Sunday, March 29, 2009
Friday, March 20, 2009
A few weeks ago while staying over at my boyhood home I woke up early to get to work. The morning was cold and crisp. A fresh light snowfall covered the landscape and showed this wonderful town of Croton-on-Hudson, quite nearly at its best. I grabbed my camera and took the opportunity while defrosting the car to record the scene. I took a number of photos, and, at the last, I took the above image, gazing across to view, through the trees, what had been the home of George Biddle, artistic giant of the twentieth century, a shaper of modern art history.
Standing there, looking through the trees, I recalled meeting George Biddle.
In my youth, to say I was a walker was an understatement. A peregrinator is probably a more apt description. As a teen, while heading home, on a few rare occasions, I would see George Biddle, walking ahead, a fit, tall, rail thin man in his upper eighties. As I recall, he would be on the left side of the road, facing any oncoming back road traffic. I would be overtaking him on the right side, at the ready for a kind offer of a ride. We would both look over and give a warm and friendly “hello”. A conversation would start and I would cross over to his side. We would walk along together, at his pace, until he reached his driveway, me continuing on. I had no idea of the greatness in whose presence I was in. I had stumbled across his house a few times while traversing the woods, and was in complete awe of his home; stone, beautiful, with a heavenly quality.
It would be impossible to do his life and career justice in these few paragraphs. This was a man who attended Harvard and Harvard Law School, and later abandoned a promising career in law to pursue his passion for art. He traveled the world and was well acquainted with twentieth century icons of the arts and literature, all the while experimenting and exploring media, in both two and three dimensions. He taught, served his country in the world wars, and, through his friendship with FDR, was integral in launching the Federal Art Project. Of his artwork, of the work that I have seen, it may be said, that it possessed a reality all its own, a benchmark of greatness. I noticed, at times, a high horizon line, I think, owing to his Lincolnesque stature. This was how he saw the world. I find his paintings magnificent in composition, color and subject matter.
There is so much more to tell. This was a full, engaged life.
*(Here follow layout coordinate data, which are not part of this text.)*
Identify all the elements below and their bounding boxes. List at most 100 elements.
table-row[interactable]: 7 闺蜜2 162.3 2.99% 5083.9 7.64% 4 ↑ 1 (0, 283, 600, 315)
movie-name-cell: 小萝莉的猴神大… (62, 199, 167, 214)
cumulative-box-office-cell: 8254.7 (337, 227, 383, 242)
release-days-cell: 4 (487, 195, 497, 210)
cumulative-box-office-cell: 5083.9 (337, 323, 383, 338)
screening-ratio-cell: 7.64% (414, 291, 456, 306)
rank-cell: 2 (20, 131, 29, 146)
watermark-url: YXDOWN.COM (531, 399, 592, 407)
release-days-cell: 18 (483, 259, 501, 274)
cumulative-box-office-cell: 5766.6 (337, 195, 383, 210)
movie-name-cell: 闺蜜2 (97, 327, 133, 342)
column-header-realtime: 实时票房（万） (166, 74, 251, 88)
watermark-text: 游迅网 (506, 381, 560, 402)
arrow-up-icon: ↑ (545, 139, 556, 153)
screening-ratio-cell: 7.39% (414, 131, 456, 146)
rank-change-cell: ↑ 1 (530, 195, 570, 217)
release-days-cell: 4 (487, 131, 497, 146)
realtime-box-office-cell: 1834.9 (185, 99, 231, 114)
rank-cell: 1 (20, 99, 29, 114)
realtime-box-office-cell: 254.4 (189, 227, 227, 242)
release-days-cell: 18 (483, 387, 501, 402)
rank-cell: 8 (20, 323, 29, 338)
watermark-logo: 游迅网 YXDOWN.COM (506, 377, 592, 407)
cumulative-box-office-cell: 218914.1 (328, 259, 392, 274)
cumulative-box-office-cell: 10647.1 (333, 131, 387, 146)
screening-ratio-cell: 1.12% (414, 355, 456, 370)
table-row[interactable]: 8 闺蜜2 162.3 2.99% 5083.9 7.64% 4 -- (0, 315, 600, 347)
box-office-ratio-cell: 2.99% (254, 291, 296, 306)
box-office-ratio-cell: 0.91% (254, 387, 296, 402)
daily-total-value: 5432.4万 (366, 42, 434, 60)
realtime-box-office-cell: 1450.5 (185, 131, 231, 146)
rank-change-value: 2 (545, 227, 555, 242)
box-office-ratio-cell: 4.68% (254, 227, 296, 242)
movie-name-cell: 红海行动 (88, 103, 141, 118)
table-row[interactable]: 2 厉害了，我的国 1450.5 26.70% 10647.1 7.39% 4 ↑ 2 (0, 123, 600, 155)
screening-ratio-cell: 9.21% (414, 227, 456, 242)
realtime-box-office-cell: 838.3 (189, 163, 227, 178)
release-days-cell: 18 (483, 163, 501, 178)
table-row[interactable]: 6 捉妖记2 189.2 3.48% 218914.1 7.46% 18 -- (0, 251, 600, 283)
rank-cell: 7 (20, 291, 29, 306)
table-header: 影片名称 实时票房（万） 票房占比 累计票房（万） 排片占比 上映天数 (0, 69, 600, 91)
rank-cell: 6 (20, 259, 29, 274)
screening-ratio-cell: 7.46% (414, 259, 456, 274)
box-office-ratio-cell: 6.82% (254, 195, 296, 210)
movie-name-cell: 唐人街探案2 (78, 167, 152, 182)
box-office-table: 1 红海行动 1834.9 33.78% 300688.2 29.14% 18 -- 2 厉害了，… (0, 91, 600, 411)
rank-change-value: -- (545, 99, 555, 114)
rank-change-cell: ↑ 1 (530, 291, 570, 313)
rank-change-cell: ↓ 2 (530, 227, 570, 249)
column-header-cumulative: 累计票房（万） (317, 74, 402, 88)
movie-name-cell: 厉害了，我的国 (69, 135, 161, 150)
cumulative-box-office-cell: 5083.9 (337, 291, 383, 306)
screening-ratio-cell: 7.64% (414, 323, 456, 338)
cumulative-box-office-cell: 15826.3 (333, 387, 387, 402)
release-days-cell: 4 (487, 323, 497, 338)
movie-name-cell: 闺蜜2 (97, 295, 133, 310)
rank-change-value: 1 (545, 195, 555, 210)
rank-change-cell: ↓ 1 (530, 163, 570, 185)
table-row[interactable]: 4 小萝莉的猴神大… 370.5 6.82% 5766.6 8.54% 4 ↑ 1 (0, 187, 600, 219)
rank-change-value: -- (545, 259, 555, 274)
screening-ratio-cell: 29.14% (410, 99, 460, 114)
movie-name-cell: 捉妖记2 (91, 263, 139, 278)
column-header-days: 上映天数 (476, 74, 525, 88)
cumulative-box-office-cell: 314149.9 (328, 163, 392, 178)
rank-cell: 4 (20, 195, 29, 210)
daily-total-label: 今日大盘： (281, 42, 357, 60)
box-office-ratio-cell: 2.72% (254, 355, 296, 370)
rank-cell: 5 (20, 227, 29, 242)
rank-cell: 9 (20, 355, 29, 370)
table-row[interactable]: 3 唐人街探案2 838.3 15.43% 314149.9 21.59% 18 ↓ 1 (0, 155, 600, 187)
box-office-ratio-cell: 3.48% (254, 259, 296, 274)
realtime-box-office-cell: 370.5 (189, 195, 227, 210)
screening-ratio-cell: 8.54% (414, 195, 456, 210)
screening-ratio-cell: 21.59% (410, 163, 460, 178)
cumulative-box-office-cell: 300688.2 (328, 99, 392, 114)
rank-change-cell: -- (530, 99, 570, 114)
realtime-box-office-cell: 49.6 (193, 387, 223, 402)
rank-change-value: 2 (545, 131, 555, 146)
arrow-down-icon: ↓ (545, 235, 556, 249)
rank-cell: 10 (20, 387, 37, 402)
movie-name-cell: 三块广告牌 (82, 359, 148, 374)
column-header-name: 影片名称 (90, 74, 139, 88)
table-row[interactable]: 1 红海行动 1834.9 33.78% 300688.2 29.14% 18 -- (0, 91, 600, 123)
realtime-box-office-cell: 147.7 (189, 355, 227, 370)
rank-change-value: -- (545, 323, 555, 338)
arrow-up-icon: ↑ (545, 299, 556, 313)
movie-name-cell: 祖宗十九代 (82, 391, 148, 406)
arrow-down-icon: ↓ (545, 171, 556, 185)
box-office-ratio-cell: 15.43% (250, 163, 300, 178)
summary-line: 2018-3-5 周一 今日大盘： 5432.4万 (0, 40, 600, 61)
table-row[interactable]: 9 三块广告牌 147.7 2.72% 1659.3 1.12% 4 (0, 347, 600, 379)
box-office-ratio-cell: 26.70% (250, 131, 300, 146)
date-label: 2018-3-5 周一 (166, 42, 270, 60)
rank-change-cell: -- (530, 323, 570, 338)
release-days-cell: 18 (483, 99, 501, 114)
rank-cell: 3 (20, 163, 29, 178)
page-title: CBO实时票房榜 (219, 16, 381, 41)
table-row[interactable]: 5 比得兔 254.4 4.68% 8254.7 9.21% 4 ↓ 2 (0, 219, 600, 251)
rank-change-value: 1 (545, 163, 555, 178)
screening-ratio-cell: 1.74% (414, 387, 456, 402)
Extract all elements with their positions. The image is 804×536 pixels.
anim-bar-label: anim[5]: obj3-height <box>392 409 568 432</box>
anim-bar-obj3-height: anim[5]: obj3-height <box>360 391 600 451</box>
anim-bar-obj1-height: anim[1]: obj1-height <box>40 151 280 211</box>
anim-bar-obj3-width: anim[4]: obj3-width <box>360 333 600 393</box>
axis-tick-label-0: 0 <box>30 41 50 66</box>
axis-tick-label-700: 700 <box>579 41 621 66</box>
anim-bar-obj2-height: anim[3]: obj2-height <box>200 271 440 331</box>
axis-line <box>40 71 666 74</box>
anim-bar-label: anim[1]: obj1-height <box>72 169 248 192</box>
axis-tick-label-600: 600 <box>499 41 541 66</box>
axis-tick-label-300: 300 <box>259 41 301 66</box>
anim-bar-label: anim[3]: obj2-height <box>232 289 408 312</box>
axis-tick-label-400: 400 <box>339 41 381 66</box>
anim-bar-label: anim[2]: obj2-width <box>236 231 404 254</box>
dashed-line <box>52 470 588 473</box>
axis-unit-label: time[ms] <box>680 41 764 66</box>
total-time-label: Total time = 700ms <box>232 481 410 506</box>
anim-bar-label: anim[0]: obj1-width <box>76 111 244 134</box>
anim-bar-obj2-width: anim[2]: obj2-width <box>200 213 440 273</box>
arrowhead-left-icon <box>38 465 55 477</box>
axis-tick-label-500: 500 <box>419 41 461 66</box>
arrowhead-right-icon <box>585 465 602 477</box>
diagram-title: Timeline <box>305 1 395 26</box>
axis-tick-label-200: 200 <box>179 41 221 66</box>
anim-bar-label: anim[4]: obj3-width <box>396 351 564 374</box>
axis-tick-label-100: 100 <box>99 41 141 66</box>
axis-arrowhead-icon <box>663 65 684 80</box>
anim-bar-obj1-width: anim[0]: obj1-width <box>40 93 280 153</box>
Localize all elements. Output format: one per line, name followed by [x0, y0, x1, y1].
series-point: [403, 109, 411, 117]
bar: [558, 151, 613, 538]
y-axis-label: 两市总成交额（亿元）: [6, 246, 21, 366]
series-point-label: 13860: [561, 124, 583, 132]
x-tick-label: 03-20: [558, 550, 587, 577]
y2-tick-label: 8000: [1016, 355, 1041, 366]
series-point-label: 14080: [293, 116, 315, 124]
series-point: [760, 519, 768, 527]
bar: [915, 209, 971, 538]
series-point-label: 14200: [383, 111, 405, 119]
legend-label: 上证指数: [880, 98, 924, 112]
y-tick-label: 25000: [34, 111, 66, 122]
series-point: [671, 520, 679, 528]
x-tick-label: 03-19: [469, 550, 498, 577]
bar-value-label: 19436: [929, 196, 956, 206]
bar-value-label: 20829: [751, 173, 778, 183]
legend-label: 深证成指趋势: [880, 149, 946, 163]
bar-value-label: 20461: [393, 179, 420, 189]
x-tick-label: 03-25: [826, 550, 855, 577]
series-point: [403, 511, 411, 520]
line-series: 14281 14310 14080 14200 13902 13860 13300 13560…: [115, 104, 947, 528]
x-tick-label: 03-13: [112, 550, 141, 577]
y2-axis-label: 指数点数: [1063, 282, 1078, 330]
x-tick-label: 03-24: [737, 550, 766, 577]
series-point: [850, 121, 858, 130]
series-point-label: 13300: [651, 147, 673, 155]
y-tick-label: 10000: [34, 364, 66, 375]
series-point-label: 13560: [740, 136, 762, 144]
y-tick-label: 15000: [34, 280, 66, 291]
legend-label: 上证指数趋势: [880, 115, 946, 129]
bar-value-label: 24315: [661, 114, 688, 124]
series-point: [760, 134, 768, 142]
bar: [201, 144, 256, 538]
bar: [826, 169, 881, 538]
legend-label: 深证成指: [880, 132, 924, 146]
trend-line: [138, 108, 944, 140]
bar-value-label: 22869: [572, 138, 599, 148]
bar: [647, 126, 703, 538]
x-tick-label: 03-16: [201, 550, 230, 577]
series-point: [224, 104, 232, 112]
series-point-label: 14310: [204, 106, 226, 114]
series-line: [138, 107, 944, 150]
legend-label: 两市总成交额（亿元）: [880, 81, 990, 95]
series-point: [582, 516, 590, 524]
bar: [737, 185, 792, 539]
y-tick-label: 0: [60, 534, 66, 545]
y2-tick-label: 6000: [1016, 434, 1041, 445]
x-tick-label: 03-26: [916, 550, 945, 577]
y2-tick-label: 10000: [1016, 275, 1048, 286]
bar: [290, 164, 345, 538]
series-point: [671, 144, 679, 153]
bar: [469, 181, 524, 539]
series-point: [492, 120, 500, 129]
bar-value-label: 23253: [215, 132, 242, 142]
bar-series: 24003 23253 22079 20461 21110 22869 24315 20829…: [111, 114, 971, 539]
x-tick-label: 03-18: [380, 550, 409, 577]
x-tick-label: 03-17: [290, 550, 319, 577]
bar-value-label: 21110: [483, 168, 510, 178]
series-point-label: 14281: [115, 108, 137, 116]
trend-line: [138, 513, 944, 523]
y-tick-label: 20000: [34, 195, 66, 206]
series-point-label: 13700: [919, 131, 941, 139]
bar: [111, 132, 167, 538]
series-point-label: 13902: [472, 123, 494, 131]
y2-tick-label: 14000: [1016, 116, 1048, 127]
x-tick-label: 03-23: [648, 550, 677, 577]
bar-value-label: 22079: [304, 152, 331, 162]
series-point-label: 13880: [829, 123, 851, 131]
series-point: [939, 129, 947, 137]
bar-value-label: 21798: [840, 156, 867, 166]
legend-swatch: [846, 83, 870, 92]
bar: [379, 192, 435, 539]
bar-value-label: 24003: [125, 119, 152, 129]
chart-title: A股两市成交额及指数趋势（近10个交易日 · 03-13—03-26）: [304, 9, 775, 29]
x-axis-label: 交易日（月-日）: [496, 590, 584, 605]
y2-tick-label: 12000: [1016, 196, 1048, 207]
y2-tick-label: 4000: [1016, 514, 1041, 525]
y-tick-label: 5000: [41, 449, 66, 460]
The last time I saw him, we walked along as before, conversing and getting further acquainted. As we approach his driveway he looked right at me and invited me to just stop in at his house sometime. I think I just smiled and said nothing. He took a few more steps, turned to me and invited me again with purpose. It was clear, he really meant this. I mentioned the invitation to my father who lit up when he heard this and said that I really should visit. I never did.
A few months later I went to college. In a phone call home, my mother mentioned that George Biddle had passed on. Right then, I learned a lesson that, unfortunately would be reinforced with time, a lesson to be honored.
Sunday, March 15, 2009
I had the honor and good fortune of being interviewed by Rick Hancock on Fox 61 News this past week. Rick read this blog “Hope and Fury” and featured the story of this art and design blog on his weekly “Rick’s RSS” technology spot on the local Hartford Fox affiliate. Rick is a very personable man and a great blogger!
Sunday, March 8, 2009
I remember some years back, before I got into oil painting in a more dedicated way, I read an article going into some depth about a Picasso painting that, when x-rayed, revealed an earlier complete painting of a bull fight beneath. Somehow this idea was unthinkable! How could this happen, how could a work of art be obliterated, even by the artist! I understand now. Many of my paintings go through a layered process of creation. Even while hidden below the surface, these previous works can build strength in the finished piece. Sometimes only a hint of this process is evident, and only that to a discerning eye.
Consider my work posted above, at the top, entitled “Dispersal”, a rather tame abstract. Now, see what lies beneath, my version of Courbet’s, “Sleep”, by any standard a rather racy themed painting. Pretty shocking, then as now! The painting was not destined to last more than a few months, before a warm up session of gesso painting covered the previous effort making way for something new.